Как ни парадоксально, на отпуск в колхозе могут скорее рассчитывать ссыльные, чем колхозники. Если «тунеядец» года два поработает в колхозе без замечаний и ни разу не попадет в милицию, то он может получить зимний месячный отпуск, если он только не работает на ферме, и разрешение съездить к себе на родину. Милицией выдается ему маршрутный лист, с указанием места поездки, маршрута следования и срока возвращения. По прибытии и отбытии из родных мест ссыльный обязан заверить его в местных органах милиции. Однако это очень редкое исключение, сам я таких людей не встречал. Предусмотренная законом «половинка», цель которой, по-видимому, стимулировать у ссыльного желание хорошо работать, ставит «тунеядца» в еще более бесправное положение перед местным начальством, так как досрочное освобождение зависит не столько от хорошей работы, сколько от хорошего отношения с начальством, в данном случае с бригадиром, председателем колхоза, комендантом, начальником районного отдела милиции и, наконец, местным судьей, который и принимает окончательное решение о досрочном освобождении. Если кому-то из них ссыльный не угодил, нечего рассчитывать на «половинку». Главным звеном в этой иерархии начальников были, конечно, колхозные власти, с которыми «тунеядец» все время так или иначе сталкивался; тогда как отношения с милицией у живущих в колхозах ограничивались, за исключением чрезвычайных происшествий вроде драк, только тем, что они каждый месяц расписывались в книге у участкового уполномоченного. Даже тот, кого в колхозе примут решение отпустить по истечении половины срока, проработает еще несколько месяцев сверх срока, если его «половинка» попадает в разгар колхозных работ.

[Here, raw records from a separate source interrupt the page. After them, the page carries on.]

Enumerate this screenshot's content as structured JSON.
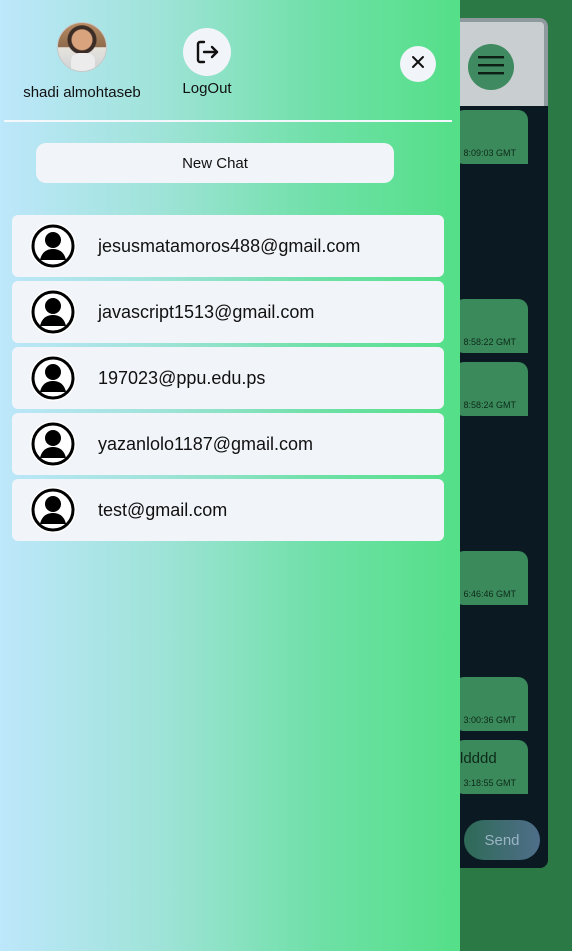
{
  "drawer": {
    "user": {
      "name": "shadi almohtaseb",
      "avatar_icon": "user-photo"
    },
    "logout": {
      "label": "LogOut",
      "icon": "logout-icon"
    },
    "close_icon": "close-icon",
    "new_chat_label": "New Chat",
    "contacts": [
      {
        "email": "jesusmatamoros488@gmail.com",
        "icon": "user-circle-icon"
      },
      {
        "email": "javascript1513@gmail.com",
        "icon": "user-circle-icon"
      },
      {
        "email": "197023@ppu.edu.ps",
        "icon": "user-circle-icon"
      },
      {
        "email": "yazanlolo1187@gmail.com",
        "icon": "user-circle-icon"
      },
      {
        "email": "test@gmail.com",
        "icon": "user-circle-icon"
      }
    ]
  },
  "chat": {
    "menu_icon": "hamburger-menu-icon",
    "messages": [
      {
        "text": "",
        "time": "8:09:03 GMT"
      },
      {
        "text": "",
        "time": "8:58:22 GMT"
      },
      {
        "text": "",
        "time": "8:58:24 GMT"
      },
      {
        "text": "",
        "time": "6:46:46 GMT"
      },
      {
        "text": "",
        "time": "3:00:36 GMT"
      },
      {
        "text": "ldddd",
        "time": "3:18:55 GMT"
      }
    ],
    "send_label": "Send"
  },
  "colors": {
    "drawer_gradient_start": "#bde7fb",
    "drawer_gradient_end": "#54df88",
    "panel_bg": "#f1f4f8",
    "chat_bg": "#0b1a22",
    "app_bg": "#2b7a45",
    "message_bubble": "#3b8a5c"
  }
}
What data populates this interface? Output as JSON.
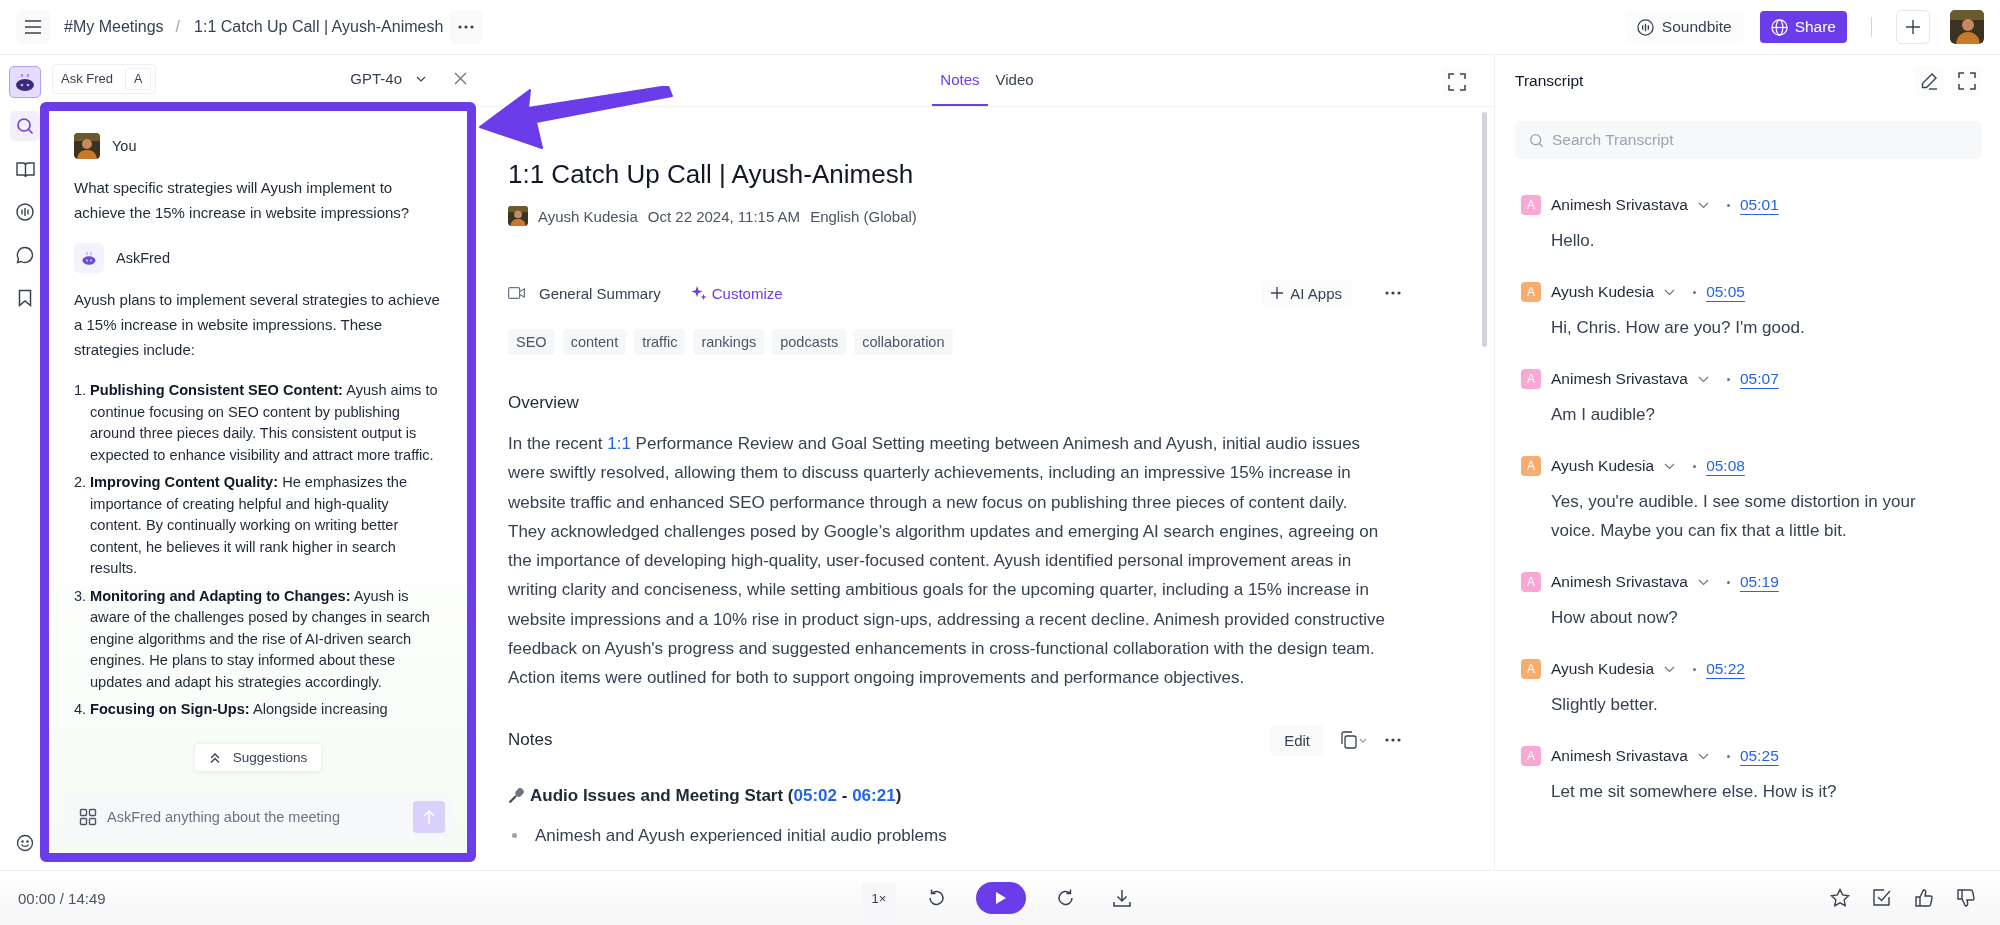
{
  "breadcrumb": {
    "items": [
      "#My Meetings",
      "1:1 Catch Up Call | Ayush-Animesh"
    ],
    "separator": "/"
  },
  "header_actions": {
    "soundbite": "Soundbite",
    "share": "Share"
  },
  "rail": [
    {
      "kind": "search",
      "selected": true
    },
    {
      "kind": "book",
      "selected": false
    },
    {
      "kind": "wave",
      "selected": false
    },
    {
      "kind": "chat",
      "selected": false
    },
    {
      "kind": "bookmark",
      "selected": false
    }
  ],
  "askfred": {
    "chip": "Ask Fred",
    "shortcut": "A",
    "model": "GPT-4o",
    "messages": [
      {
        "kind": "user",
        "author": "You",
        "text": "What specific strategies will Ayush implement to achieve the 15% increase in website impressions?"
      },
      {
        "kind": "bot",
        "author": "AskFred",
        "text": "Ayush plans to implement several strategies to achieve a 15% increase in website impressions. These strategies include:",
        "items": [
          {
            "num": "1.",
            "text": "**Publishing Consistent SEO Content:** Ayush aims to continue focusing on SEO content by publishing around three pieces daily. This consistent output is expected to enhance visibility and attract more traffic."
          },
          {
            "num": "2.",
            "text": "**Improving Content Quality:** He emphasizes the importance of creating helpful and high-quality content. By continually working on writing better content, he believes it will rank higher in search results."
          },
          {
            "num": "3.",
            "text": "**Monitoring and Adapting to Changes:** Ayush is aware of the challenges posed by changes in search engine algorithms and the rise of AI-driven search engines. He plans to stay informed about these updates and adapt his strategies accordingly."
          },
          {
            "num": "4.",
            "text": "**Focusing on Sign-Ups:** Alongside increasing"
          }
        ]
      }
    ],
    "suggestions": "Suggestions",
    "placeholder": "AskFred anything about the meeting"
  },
  "tabs": [
    {
      "label": "Notes",
      "selected": true
    },
    {
      "label": "Video",
      "selected": false
    }
  ],
  "meeting": {
    "title": "1:1 Catch Up Call | Ayush-Animesh",
    "host": "Ayush Kudesia",
    "date": "Oct 22 2024, 11:15 AM",
    "language": "English (Global)"
  },
  "summary_bar": {
    "template": "General Summary",
    "customize": "Customize",
    "ai_apps": "AI Apps"
  },
  "tags": [
    "SEO",
    "content",
    "traffic",
    "rankings",
    "podcasts",
    "collaboration"
  ],
  "overview": {
    "heading": "Overview",
    "segments": [
      {
        "text": "In the recent ",
        "link": false
      },
      {
        "text": "1:1",
        "link": true
      },
      {
        "text": " Performance Review and Goal Setting meeting between Animesh and Ayush, initial audio issues were swiftly resolved, allowing them to discuss quarterly achievements, including an impressive 15% increase in website traffic and enhanced SEO performance through a new focus on publishing three pieces of content daily. They acknowledged challenges posed by Google’s algorithm updates and emerging AI search engines, agreeing on the importance of developing high-quality, user-focused content. Ayush identified personal improvement areas in writing clarity and conciseness, while setting ambitious goals for the upcoming quarter, including a 15% increase in website impressions and a 10% rise in product sign-ups, addressing a recent decline. Animesh provided constructive feedback on Ayush's progress and suggested enhancements in cross-functional collaboration with the design team. Action items were outlined for both to support ongoing improvements and performance objectives.",
        "link": false
      }
    ]
  },
  "notes": {
    "heading": "Notes",
    "edit": "Edit",
    "section": [
      {
        "text": "Audio Issues and Meeting Start (",
        "link": false
      },
      {
        "text": "05:02",
        "link": true
      },
      {
        "text": " - ",
        "link": false
      },
      {
        "text": "06:21",
        "link": true
      },
      {
        "text": ")",
        "link": false
      }
    ],
    "bullets": [
      "Animesh and Ayush experienced initial audio problems"
    ]
  },
  "transcript": {
    "title": "Transcript",
    "placeholder": "Search Transcript",
    "entries": [
      {
        "initial": "A",
        "speaker": "Animesh Srivastava",
        "color": "#f9a8d4",
        "time": "05:01",
        "text": "Hello."
      },
      {
        "initial": "A",
        "speaker": "Ayush Kudesia",
        "color": "#f6ad6f",
        "time": "05:05",
        "text": "Hi, Chris. How are you? I'm good."
      },
      {
        "initial": "A",
        "speaker": "Animesh Srivastava",
        "color": "#f9a8d4",
        "time": "05:07",
        "text": "Am I audible?"
      },
      {
        "initial": "A",
        "speaker": "Ayush Kudesia",
        "color": "#f6ad6f",
        "time": "05:08",
        "text": "Yes, you're audible. I see some distortion in your voice. Maybe you can fix that a little bit."
      },
      {
        "initial": "A",
        "speaker": "Animesh Srivastava",
        "color": "#f9a8d4",
        "time": "05:19",
        "text": "How about now?"
      },
      {
        "initial": "A",
        "speaker": "Ayush Kudesia",
        "color": "#f6ad6f",
        "time": "05:22",
        "text": "Slightly better."
      },
      {
        "initial": "A",
        "speaker": "Animesh Srivastava",
        "color": "#f9a8d4",
        "time": "05:25",
        "text": "Let me sit somewhere else. How is it?"
      }
    ]
  },
  "player": {
    "elapsed": "00:00 / 14:49",
    "speed": "1×"
  }
}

Хотя колхозники живут довольно сытно, но на редкость скучно, почти все их время, свободное от работы в колхозе, занимает работа в личном хозяйстве. Однако есть и маленькие развлечения. Главное — это выпивка. Летом, правда, пьют мало, зато зимой чуть ли не каждый день. Водку пьют в случаях особо торжественных, а больше самогон и брагу. Это также эквивалент платы за разные услуги: колку и пилку дров, косьбу и т. д. Самогон гонят из ржи, очень невкусный, какого-то мутно-зеленого цвета, крепостью градусов 20–25. В деревне самогонные аппараты не у всех, их берут друг у друга, чтоб нагнать самогону к какому-нибудь празднику или чтобы расплатиться с кем-нибудь за работу; гонят обычно зимой, когда есть снег для охлаждения. Сам аппарат весьма примитивен, состоит из корыта, где варится сусло, и змеевика. Брагу варят круглый год во всех домах. По-настоящему, это сырье для сахарного самогона, но самогон из нее не гонят, а пьют так. Кипятят воду, на ведро кладут три килограмма сахару, а те, кто поскупей, — два; когда вода остынет, кладут дрожжи и плотно закрывают в бидоне, иногда для цвета добавляют чай и для вкуса хмель. С хмелем брага скорее бьет в голову, и его добавляют в брагу, предназначенную «для угощения», чтоб угощаемый меньше выпил — характерная черта деревенского гостеприимства. Брага должна «походить» минимум три-четыре дня, прежде чем ее можно пить, вообще же, чем дольше бродит брага, тем она крепче. От трех кружек браги уже сильно пьянеешь, поэтому колхозникам выгоднее делать ведро браги, чем за те же деньги покупать поллитра водки в магазине. Поэтому самогоно — и браговарение преследуется законом как уголовное преступление, и предусматриваются наказания от сторублевых штрафов до нескольких лет лагерей. Многие колхозники платили штрафы, а один отбывал в лагере год, но никого это не останавливает.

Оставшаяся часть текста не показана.